Len sipped his champagne. “Same as it ever was. A crook, a thief, a trickster. Now I’m just one who’s decided that stealing material objects wasn’t enough of a challenge and set his sights on more abstract prizes.”
An old white man in a tux who looked like the embodiment of what Lisa called ‘privilege’ wandered towards them, and Mick saw the false smile snap onto Mick’s face. “Alderman Blood! Great to see you again.” The handshake was hearty, and Blood’s own smile was nearly identical. It was like room full of masks that no one wanted to admit were there. Creepy as shit, in Mick’s opinion.
“Same, Lenny, just the same. How’s Lisa?”
“Cutting the ribbon at the particle accelerator. I’m really hoping it doesn’t end the universe, you know? I like living here.”
“Haha, me too, me too.” Blood was practically saying the ‘haha’, like a bad actor reading off a script.
Len clapped his hand to Mick’s shoulder. “And of course you remember Michael Rory,” Len said, ever so casual. “From Prothero’s talk back in March?”
The alderman blinked, smile almost falling before he snapped it right back on again. “Of course, it’s great to see you again, Mr. Rory,” he said chipperly, offering his hand for another shake. Mick stared at it, then cautiously took it.
“Yeah…”
“You’ve been well?”
“Pretty dandy.” Mick’s voice was rough, unpretentious, and the alderman was forcibly unphased as he turned back to Len.

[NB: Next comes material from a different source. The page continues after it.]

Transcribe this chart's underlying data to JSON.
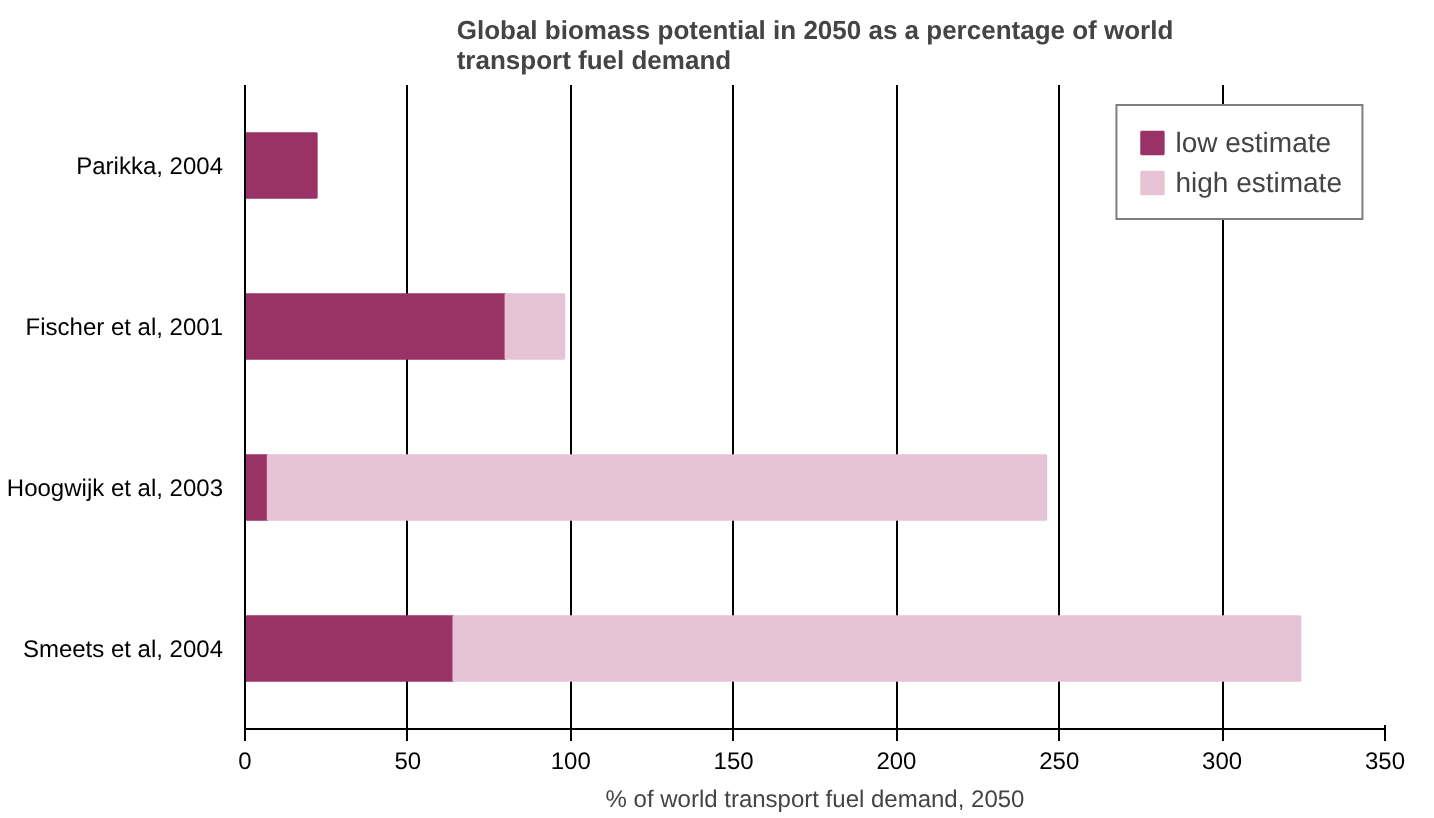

“By the way, Len, I was wondering if we could have a quick chat about the Glades zoning issues?”
“Love to, but I’ve got somewhere to be after this. Why don’t I have lunch set up and we’ll go over it a little more in depth?”
“Great, great. I’ll catch you then.” And the alderman swanned back off to the rest of the gathering, to break into a conversation between two women in dresses that looked just ridiculous enough to be high fashion.

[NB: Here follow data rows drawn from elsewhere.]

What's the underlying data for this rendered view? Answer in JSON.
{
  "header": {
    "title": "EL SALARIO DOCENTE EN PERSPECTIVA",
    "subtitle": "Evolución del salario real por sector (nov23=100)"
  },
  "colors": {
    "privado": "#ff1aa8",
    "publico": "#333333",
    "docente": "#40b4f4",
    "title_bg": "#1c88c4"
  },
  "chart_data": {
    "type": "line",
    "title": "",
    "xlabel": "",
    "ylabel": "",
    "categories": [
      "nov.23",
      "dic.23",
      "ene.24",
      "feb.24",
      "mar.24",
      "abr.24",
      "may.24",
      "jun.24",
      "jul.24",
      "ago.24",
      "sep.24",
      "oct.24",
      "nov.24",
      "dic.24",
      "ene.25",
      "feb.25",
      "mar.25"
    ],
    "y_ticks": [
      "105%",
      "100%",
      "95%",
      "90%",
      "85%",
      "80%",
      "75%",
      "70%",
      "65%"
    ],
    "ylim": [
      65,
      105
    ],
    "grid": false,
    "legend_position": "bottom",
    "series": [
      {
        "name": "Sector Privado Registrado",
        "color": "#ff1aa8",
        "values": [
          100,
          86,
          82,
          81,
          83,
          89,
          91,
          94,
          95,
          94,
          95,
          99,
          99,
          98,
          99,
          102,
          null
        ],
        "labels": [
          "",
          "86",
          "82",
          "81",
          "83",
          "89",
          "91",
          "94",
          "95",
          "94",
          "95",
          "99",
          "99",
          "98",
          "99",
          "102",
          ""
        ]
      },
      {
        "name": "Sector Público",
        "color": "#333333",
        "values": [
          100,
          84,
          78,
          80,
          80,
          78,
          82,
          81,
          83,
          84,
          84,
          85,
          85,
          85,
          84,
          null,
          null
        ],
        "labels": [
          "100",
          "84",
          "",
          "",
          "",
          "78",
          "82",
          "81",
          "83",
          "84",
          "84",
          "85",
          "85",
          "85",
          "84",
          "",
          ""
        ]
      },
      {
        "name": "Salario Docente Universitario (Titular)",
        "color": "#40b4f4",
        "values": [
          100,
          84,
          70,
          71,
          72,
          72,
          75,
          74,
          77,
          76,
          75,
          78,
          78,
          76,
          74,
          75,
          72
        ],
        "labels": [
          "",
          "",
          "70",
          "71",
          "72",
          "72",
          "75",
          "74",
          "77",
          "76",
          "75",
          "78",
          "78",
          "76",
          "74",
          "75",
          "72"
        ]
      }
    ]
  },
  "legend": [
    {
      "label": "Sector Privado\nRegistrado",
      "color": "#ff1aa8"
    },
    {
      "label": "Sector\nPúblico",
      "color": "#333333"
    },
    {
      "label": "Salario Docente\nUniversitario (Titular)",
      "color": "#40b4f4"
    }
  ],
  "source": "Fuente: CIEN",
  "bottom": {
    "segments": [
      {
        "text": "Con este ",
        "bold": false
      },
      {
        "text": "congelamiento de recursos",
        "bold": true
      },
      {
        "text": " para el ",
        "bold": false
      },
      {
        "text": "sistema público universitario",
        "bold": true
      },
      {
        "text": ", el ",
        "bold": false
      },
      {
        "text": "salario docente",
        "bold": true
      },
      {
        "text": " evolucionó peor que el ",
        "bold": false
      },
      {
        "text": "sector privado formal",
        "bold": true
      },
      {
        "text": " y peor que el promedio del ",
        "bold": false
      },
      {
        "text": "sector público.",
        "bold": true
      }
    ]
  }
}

Mick leaned in and whispered, “Who the hell’s Prothero?”
“Absolutely no one.”
“I’ve never met that guy in my life, Len.”
Len turned his back to the room and the real smile returned again, the charming roguish smirk that swayed Mick over nine times out of ten no matter what the heist was. “You definitely haven’t. It’s amazing how much you can get people to dance when they want something from you.”

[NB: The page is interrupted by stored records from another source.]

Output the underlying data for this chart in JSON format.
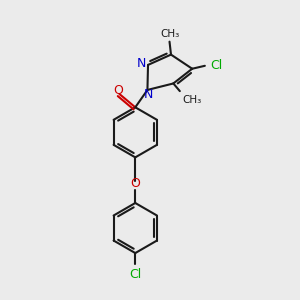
{
  "bg_color": "#ebebeb",
  "bond_color": "#1a1a1a",
  "N_color": "#0000cc",
  "O_color": "#cc0000",
  "Cl_color": "#00aa00",
  "line_width": 1.5,
  "font_size": 8.5,
  "xlim": [
    0,
    10
  ],
  "ylim": [
    0,
    10
  ]
}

Marks, huh. Mick rolled his eyes and threw back another glass of champagne. “How long before we can blow this joint? I was thinking we needed to talk, with or without some decent alcohol on the side."
Len slowly craned his neck to one side, seemingly to stretch, indicating a side door just behind the sliding wall concealing the rest of the museum. “Oh, who says we have to leave?”
The tension between them began deflating as soon as they were out of public view. Len’s nice shoes clicked softly on the tiled museum floor as they walked past the darkened paintings, Mick’s boots making soft thuds alongside him. Mick read the little labels next to the pieces and wondered how much the seemingly meaningless smears of color on canvas would be worth in dollar signs. Like the working class asshole he was, Mick thought. A quick jimmying of the maintenance door lock took them into the back room, beneath the thick steam pipe that tangled with sprinkler pipes above a large fuse box.
Mick took a deep breath. "Look, Len, I–”
Then, though Mick wouldn’t be able to understand the instigator of the flash and the roar and the shock of burning bone-deep cold until he woke up in the back room of Our Lady of Mercy Hospital, the particle accelerator blew up.